Ödülü, Cumartesi annelerine takdim ederken, uzun ve çetin bir mücadelenin hakkını teslim etmekle gururlandığımız gibi bir yanımızın da buruk olduğunu dile getirmek isterim.

Ödülü, Cumartesi Annelerine takdim ederken burukluk yaşıyoruz çünkü, hayatları umudun ve umutsuzluğun mağlubiyeti ve galibiyeti arasında gidip gelenlere takdim ediyoruz.

Ödülü takdim ederken burukluk yaşıyoruz, çünkü belki bir gün bulunur, belki bir gün döner, belki bu bir rüya, belki yaşıyor, belki ölmedi, belki de failler bulunacak ve hak ettikleri cezayla cezalandırılacaklar beklentisiyle hayata tutunmaya çalışanlara takdim ediyoruz.

Haksızca ve insanlık dışı muamelelerle katledilenlerin yakınlarının samimi, hakiki, sadece yakınlarının acısına yaslanan bir mücadeleyi desteklemek veya desteklememek insan olup olmamakla izah edilebileceği gibi; yasalarla tanınan haklarını engellemek de aynı zamanda bir hukuk devleti olup olmadığımız açısından önemli bir ölçüttür.

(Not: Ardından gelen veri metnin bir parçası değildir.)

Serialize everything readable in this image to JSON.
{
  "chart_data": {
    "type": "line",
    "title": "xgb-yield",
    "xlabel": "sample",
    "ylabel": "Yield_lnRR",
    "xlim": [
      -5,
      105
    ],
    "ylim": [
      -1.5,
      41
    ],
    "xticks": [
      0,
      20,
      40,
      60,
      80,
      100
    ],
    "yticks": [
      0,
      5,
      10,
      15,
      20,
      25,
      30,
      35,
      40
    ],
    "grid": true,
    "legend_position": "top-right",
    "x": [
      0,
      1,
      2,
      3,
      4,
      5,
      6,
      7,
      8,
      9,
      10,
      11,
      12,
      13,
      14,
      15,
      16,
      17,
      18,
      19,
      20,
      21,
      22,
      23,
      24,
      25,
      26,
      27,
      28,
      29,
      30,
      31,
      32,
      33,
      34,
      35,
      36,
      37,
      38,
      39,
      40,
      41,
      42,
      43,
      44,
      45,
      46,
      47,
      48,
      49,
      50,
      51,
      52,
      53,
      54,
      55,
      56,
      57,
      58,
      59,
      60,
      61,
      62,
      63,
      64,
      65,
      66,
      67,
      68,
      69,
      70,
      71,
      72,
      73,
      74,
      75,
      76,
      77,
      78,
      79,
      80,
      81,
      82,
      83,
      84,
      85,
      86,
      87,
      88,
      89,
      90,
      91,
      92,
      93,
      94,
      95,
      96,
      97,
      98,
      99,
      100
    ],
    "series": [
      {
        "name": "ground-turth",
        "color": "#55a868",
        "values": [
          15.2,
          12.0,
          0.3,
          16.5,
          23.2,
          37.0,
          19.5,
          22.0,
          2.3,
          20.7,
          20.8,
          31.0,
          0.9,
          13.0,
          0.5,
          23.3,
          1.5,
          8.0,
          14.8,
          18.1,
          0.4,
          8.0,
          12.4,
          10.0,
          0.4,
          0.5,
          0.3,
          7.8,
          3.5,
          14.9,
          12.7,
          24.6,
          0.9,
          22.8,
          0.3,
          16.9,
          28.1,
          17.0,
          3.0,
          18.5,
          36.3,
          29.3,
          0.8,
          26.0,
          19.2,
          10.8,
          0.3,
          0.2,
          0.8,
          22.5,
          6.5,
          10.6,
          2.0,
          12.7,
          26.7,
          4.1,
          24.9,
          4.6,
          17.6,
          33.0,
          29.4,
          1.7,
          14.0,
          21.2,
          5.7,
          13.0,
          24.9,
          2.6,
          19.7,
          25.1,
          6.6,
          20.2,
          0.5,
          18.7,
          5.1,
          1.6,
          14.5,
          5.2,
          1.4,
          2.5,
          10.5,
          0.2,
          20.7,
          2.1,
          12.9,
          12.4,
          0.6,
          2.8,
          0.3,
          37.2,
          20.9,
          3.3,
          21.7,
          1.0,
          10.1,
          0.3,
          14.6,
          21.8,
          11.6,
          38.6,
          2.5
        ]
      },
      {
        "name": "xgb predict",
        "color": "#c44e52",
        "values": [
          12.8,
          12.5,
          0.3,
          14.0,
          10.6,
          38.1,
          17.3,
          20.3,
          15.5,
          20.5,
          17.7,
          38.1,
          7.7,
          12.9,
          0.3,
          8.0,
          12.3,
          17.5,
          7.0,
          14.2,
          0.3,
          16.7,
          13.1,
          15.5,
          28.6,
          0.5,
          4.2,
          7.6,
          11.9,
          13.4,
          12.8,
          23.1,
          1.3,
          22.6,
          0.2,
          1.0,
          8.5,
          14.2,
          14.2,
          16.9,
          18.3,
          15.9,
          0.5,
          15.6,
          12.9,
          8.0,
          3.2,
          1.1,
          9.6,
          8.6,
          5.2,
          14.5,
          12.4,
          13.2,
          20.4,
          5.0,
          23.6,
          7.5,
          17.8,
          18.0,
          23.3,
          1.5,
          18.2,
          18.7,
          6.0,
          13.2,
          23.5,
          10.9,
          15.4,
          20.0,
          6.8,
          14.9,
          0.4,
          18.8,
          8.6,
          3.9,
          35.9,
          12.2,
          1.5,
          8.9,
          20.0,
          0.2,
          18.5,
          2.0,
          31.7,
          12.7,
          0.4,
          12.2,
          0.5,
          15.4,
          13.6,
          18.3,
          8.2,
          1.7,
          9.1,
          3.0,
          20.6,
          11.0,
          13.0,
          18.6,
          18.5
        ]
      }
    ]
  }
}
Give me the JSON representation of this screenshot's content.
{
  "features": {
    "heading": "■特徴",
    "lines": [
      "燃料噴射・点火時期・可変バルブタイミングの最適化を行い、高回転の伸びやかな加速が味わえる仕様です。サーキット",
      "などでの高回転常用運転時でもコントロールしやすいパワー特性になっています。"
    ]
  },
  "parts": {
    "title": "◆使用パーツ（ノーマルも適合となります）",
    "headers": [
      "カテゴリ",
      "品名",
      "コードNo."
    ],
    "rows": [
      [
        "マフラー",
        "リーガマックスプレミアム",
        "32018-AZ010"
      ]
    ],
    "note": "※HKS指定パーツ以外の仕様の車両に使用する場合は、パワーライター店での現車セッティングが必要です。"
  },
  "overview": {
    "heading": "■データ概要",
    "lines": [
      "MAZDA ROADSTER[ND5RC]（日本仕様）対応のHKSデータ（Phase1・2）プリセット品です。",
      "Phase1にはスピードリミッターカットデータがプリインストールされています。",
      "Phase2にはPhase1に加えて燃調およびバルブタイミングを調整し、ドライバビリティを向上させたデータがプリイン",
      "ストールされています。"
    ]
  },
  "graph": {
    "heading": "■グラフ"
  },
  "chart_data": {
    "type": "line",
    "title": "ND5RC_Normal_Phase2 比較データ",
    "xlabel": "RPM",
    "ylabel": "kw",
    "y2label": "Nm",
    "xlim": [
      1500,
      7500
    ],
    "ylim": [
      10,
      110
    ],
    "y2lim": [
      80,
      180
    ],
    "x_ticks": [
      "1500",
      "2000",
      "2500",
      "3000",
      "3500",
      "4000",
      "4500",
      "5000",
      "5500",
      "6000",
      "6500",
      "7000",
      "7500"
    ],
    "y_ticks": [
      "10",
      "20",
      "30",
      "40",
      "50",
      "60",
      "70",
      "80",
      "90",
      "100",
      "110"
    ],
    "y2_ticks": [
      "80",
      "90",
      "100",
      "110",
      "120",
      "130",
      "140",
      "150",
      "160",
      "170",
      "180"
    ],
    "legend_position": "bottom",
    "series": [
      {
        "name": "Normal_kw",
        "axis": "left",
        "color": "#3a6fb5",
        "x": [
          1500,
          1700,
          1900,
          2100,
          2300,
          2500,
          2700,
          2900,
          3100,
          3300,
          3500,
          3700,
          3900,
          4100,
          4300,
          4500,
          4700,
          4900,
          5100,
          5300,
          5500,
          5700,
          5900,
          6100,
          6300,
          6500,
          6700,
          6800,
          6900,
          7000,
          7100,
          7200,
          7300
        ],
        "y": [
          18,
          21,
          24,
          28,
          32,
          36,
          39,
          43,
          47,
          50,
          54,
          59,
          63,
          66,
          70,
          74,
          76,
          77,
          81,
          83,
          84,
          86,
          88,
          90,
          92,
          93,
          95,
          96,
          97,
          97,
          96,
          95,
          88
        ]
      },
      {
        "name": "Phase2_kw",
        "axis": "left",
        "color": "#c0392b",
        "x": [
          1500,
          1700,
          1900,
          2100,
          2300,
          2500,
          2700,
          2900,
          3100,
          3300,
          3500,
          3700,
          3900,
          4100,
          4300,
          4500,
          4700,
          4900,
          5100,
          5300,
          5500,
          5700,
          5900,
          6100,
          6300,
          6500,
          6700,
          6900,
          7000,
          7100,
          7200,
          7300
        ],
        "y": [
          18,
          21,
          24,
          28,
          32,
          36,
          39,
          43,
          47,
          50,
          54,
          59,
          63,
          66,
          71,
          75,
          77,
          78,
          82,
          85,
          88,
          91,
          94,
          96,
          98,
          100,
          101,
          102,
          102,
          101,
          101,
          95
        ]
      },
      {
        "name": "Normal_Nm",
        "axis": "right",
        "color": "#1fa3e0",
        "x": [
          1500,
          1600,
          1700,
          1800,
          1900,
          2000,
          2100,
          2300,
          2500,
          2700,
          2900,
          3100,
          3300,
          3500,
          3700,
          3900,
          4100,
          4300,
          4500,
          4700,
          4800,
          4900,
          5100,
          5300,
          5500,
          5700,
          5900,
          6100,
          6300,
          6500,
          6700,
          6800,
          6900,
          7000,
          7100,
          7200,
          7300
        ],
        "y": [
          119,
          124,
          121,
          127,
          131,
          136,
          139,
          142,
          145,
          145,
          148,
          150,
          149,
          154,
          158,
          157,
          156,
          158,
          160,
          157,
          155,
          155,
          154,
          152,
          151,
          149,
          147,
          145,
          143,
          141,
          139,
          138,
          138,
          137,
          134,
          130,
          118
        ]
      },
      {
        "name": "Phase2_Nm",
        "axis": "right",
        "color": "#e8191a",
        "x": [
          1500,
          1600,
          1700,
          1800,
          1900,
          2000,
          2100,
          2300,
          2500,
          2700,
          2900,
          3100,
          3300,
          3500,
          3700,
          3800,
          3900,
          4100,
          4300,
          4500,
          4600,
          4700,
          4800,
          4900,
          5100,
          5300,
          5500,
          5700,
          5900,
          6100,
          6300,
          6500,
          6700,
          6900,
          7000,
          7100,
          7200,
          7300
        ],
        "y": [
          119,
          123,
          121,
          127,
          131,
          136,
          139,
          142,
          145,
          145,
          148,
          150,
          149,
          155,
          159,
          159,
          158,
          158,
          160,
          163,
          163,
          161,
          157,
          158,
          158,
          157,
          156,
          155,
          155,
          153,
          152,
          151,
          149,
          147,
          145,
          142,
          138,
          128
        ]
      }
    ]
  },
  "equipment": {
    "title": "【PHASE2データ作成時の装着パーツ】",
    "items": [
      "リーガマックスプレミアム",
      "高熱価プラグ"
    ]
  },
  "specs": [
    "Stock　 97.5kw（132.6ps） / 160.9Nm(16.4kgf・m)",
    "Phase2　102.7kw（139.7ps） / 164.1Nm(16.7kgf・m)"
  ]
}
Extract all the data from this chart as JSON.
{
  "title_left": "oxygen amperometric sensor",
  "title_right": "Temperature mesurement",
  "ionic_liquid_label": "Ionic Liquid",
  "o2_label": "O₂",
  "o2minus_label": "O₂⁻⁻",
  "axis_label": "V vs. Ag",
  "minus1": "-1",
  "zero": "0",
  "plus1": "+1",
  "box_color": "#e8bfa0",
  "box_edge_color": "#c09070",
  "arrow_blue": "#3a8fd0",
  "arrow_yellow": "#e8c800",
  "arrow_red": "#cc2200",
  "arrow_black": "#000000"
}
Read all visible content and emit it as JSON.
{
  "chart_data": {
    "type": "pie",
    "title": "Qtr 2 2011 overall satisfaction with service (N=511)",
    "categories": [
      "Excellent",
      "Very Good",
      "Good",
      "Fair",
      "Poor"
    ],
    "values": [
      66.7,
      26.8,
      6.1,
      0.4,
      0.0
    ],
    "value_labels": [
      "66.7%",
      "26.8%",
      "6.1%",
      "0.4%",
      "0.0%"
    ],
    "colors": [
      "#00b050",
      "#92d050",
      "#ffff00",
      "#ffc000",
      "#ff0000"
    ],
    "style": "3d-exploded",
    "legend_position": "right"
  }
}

Bu kadar uzun süre devam eden haklı bir mücadelenin taleplerinin adaletle sonuçlanıp sonuçlanmaması bir yana, toplantı ve gösteri yürüyüşü hakları demokratik, anayasal bir hak olduğu halde Galatasaray Meydanı’ndaki oturma eylemleri keyfi, hukuk dışı idari kararlarla uzun süre engellenmiştir. Yasalarca tanınan, güvence altına alınan haklara erişebilmenin zorluğunu her vatandaşın yaşadığı gibi Cumartesi Anneleri de yıllardır yaşıyor. Yaşadığımız her türlü engellemeye, olumsuzluğa, haksızlığa rağmen insan onuruna yaraşır, adalete yönelik bir hukuk düzenin kurulması yönündeki umutlarımızı diri tutarak, 

İnsan evladının ölümlü olduğunu unutmadan; kin, nefret ve intikam duygusundan uzak, huzurun, mutluluğun, eşitliğin, kardeşliğin hâkim olduğu, etnik köken, din, dil, mezhep farklılıklarından dolayı kimsenin kimseyi ötekileştirmeyeceği bir ülke hayal etmenin umudu ve inancıyla sizleri selamlıyor, katılımız için çok teşekkür ediyoruz.”

Fotoğraf, soldan, Kemal Kılıçdaroğlu, İnsan Hakları Derneği Genel Başkanı Hüseyin Küçükbalaban, Cumartesi Anneleri Topluluğu’nun temsilcileri; Mikail Kırbayır ve  Av. Jiyan Tosun ile Türkan Elçi, Av. Mahsum Batı, Batman Barosu Başkanı ve Vakıf Yönetim Kurulu üyesi Avukat Erkan Şenses, ödülün sunulması sırasında birlikte.